For all intents and purposes, the United States no longer has a significant merchant marine in international trade. In 1955, the US flag fleet represented almost 25% of the world’s overall tonnage. Today the fleet represents less than 2% of total world tonnage. But we still have a National Maritime Day, as authorized by Congress in 1933.

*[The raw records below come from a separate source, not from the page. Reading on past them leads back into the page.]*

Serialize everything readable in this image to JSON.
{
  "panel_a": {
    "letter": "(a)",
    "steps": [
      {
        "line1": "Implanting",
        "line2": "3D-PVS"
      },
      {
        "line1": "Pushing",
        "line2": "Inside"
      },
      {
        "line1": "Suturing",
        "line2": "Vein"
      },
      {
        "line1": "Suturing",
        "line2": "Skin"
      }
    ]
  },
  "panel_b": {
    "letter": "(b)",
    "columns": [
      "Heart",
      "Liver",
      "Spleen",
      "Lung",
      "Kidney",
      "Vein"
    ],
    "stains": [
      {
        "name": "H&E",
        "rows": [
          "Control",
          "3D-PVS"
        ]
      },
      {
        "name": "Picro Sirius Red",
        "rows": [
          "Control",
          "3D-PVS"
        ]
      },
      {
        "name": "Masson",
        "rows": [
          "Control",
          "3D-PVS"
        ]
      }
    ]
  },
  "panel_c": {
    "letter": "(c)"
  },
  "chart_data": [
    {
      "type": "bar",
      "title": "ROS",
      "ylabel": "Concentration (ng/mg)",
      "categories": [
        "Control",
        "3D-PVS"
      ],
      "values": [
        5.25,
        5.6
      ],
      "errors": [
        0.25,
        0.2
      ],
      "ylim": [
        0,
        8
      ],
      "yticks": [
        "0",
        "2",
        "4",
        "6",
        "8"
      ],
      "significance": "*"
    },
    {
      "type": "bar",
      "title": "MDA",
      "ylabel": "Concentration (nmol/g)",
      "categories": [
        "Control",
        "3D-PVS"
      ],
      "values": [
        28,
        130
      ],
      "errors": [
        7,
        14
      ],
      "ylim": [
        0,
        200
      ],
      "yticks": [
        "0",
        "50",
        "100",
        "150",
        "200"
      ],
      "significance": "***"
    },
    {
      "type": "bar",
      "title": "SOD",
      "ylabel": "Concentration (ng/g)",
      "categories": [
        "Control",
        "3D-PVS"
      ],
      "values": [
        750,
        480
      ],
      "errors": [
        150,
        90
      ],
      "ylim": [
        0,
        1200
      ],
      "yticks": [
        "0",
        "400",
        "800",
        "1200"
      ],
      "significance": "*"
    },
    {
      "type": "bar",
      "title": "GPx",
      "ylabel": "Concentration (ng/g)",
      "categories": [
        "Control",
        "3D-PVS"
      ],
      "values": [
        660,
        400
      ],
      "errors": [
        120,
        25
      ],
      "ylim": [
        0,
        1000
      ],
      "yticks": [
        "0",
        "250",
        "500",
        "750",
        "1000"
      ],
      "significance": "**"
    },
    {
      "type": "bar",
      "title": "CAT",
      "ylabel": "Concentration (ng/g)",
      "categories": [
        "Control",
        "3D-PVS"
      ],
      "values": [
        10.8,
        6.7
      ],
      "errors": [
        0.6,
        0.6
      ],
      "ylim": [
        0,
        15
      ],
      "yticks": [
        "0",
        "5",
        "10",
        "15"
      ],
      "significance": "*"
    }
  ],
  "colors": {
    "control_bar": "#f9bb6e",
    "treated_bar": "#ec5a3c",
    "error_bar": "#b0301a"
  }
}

Last night, I had the pleasure to attend the 75th birthday party for and on the historic tanker Mary A. Whalen. (My thanks to Carolina and the great folks at Portside New York. A great party.) It was a beautiful evening, but as I looked out at the empty piers and sheds on the Atlantic Basin I was reminded of how different the Brooklyn waterfront was when I first saw it almost forty years ago, when it was bustling with hundreds of ships and thousands of tugs. The now empty sheds were full of general cargo from all over the world and the empty Brooklyn waterfront streets were crowded with trucks carrying cargo to or from the docks. Walking along Red Hook’s Imlay Street past the massive New York Dock Company warehouses felt like stumbling into the set of a post-apocalyptic movie, except with fewer zombies.
Container ships, which revolutionized shipping and which were developed in the United States, still call at Red Hook, Staten Island and Port Newark and Port Elizabeth, but the US container ship operators are all gone or swallowed up by foreign operators. Virtually the only container ships flying the US flag in international trade these days are foreign-owned ships operating under the Maritime Administration’s Maritime Security Program (MSP) which pays subsidies to operate the ships under the US flag. According to the Maritime Administration, US flag ships cost roughly 2.7 times more to operate than foreign flag ships, with crew costs being over five times higher. Ironically, while these US flag ships have foreign owners, US owners operate a much larger fleet of of foreign flagged ships in international trade.
The US also has a tax structure that is particularly unattractive to US flag operators. This is a particular irony as the US tax code allows foreign operators based in the US to pay little or no Federal taxes. Carnival Corp is a prime example.
Last night as I watched the sunset from the quiet Brooklyn docks I was reminded of the wisdom of Pogo. “We have met the enemy and he is us.” A happy National Maritime Day to all.